Even if the interpersonal details amount to little, the overarching ideas add up to a lot. Borinsky’s script feels overstuffed and thin at once, largely because she seems more interested in using her characters to address weighty subjects than actually treating them as people. I spent much of the play’s 100-minute running time trying to guess where the focus would settle—is this a treatise on environmentalism? A comment on the lack of community among millennials? A love letter to family, both chosen and blood-bound?—and largely coming up empty.
Tina Satter’s austere production doesn’t help matters. When the material already holds the viewer at arm’s length, you need to offer ways into the world of the play, not an even farther remove. Parker Lutz’s brutalist, columnar set design provides few visual referents, and Enver Chakartash’s costumes come across as quirky for their own sake. (I’d love to have the Mao-ish pantsuit that David wears at the top of the show, though!) Satter’s directorial choices foster an arch style among the performers that blunts what feel like sincere choices on Borinsky’s part.
The always striking Dickinson resists the urge to lean fully into the work’s unavoidable tweeness, and Max Gordon Moore is affecting as Saul, a rabbi who becomes convinced that David and Sheila’s transfiguration holds a religious significance. (Another theme underexplored.) But the production comes alive only in the final 15 minutes, when Marcia DeBonis arrives as Sheryl, a member of Saul’s congregation who makes her own pilgrimage to the park where the siblings are rooted.

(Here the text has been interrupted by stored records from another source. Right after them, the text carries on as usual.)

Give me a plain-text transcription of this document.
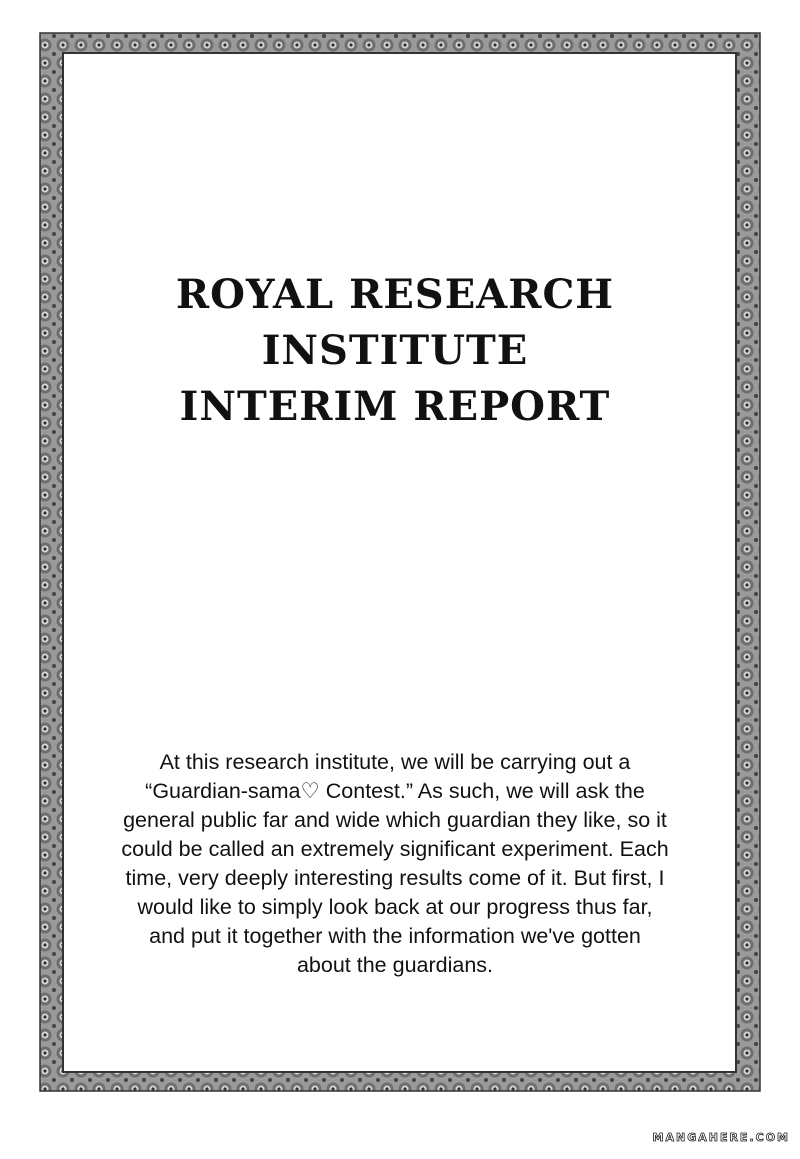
ROYAL RESEARCH
INSTITUTE
INTERIM REPORT

At this research institute, we will be carrying out a “Guardian-sama♡ Contest.” As such, we will ask the general public far and wide which guardian they like, so it could be called an extremely significant experiment. Each time, very deeply interesting results come of it. But first, I would like to simply look back at our progress thus far, and put it together with the information we've gotten about the guardians.

MANGAHERE.COM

Finally, Borinsky gives us a flesh-and-blood human being to hold onto, and DeBonis brings her customary large personality and subtle vulnerability to the assignment. I felt the glistening of tears welling as she described the events of her life that led her to become Bat Mitzvah in later life, which fully spilled over as Sheryl showed true compassion to every single person onstage. (The production features a large cast of 12, including the promising child actor Xander Fenyes.) If only the whole experience felt this immediate and genuine.
I anticipate that some people will leave The Trees with a highly personal connection to the material, while others will be left scratching their heads. I fell somewhere in the middle. In an program essay, Borinsky writes that “the life we look back on is rarely the life we thought we were building.” That’s a beautiful and true sentiment, appropriate for dramatic investigation, but here, it gets subsumed by too many concurrent ideas.